I dieci giovani arrestati nell'operazione del giudice Baltasar Garzon contro il 'commando Vizcaya' del gruppo armato basco Eta hanno denunciato di essere stati torturati nel periodo di incomunicacion. La legislazione spagnola anti-terrorista prevede una finestra di cinque giorni di buio assoluto per chi viene interrogato nelle caserme della Guardia civil. I dieci presunti militanti di Eta sono stati arrestati con l'accusa di appartenenza a banda armata. In un comunicato diffuso dal quotidiano basco Gara, l'organismo anti repressivo Askatasuna riferisce che gli arrestati avrebbero denunciato al giudice Garzon di essere stati picchiati con colpi alla testa, sui testicoli e minacciati di stupro. In alcuni casi sarebbe stata utilizzata la 'bolsa', una guaina che aderisce la volto provocando l'asfissia temporanea del torturato, mentre altri sarebbero stati minacciati dagli agenti che si sarebbero detti pronti a utilizzare degli elettrodi.
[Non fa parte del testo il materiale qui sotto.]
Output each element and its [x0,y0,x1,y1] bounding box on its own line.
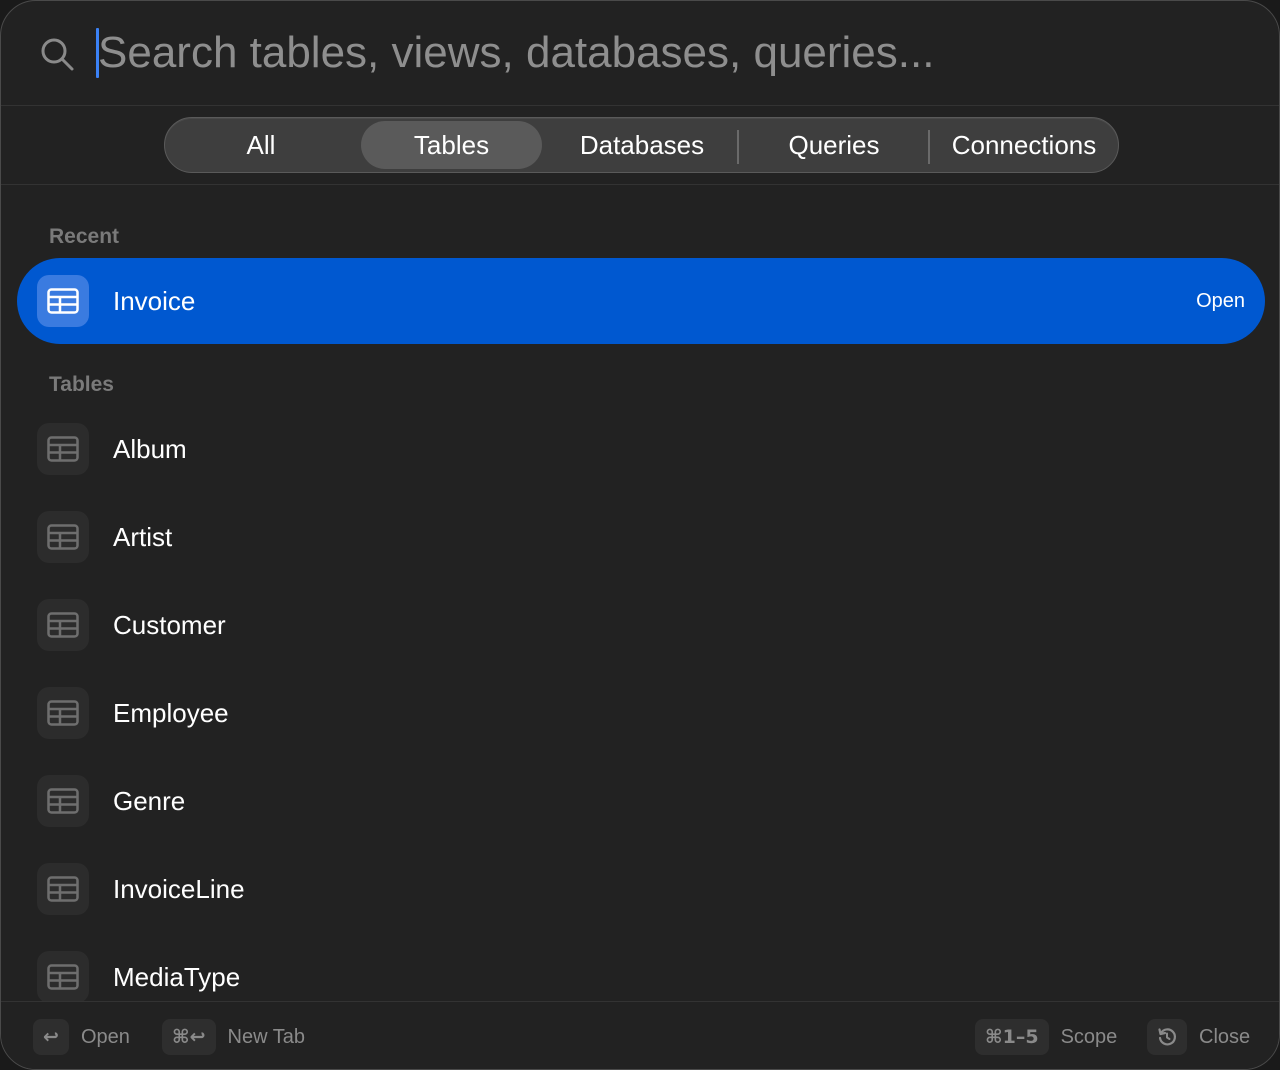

Il giudice Garzon ha ascoltato le testimonianze dei dieci che riferivano di estenuanti esercizi fisici e flessioni per lunghi periodi di tempo, ma nessuna contromisura è stata adottata giudiziariamente.
 
La denuncia di abusi, trattamenti degradanti e torture è pressoché sistematica durante gli interrogatori condotti dalla Guardia civil nei cinque giorni di incomunicacion, ma la legislazione anti-terrorismo non è stata modificata. Il giudice Garzon, alcuni mesi fa, aveva proposto l'utilizzo di telecamere per documentare lo stato fisico degli arrestati, ma nessun avvocato difensore od organizzazione dei diritti umani ha potuto comprovare la reale effettività della proposta, che rimane ancorata a una politica dell'annuncio. Gli unici 'esterni' che gli arrestati possono vedere in quei cinque giorni sono un medico legale, che spesso tace sulle reali condizioni del detenuto, e un avvocato di ufficio, che generalmente viene posto alle spalle dell'arrestato che non ha modo di verificarne identità e reale iscrizione all'albo. Nel corso degli interrogatori la Guardia civil ha effettuato dei sopralluoghi in alcune località spagnole trovando dei magazzini di armi, munizioni ed esplosivo. Oggi un ordigno è esploso in un tratto dell'autostrada Ap8, nei pressi di Orio. I cantieri danneggiati appartengono a una ditta che h avuto alcuni appalti per il treno ad alta velocità. Molti i danni, nessuna vittima. Per gli investigatori si tratterebbe di una azione di Eta. Per ora non vi sono conferme.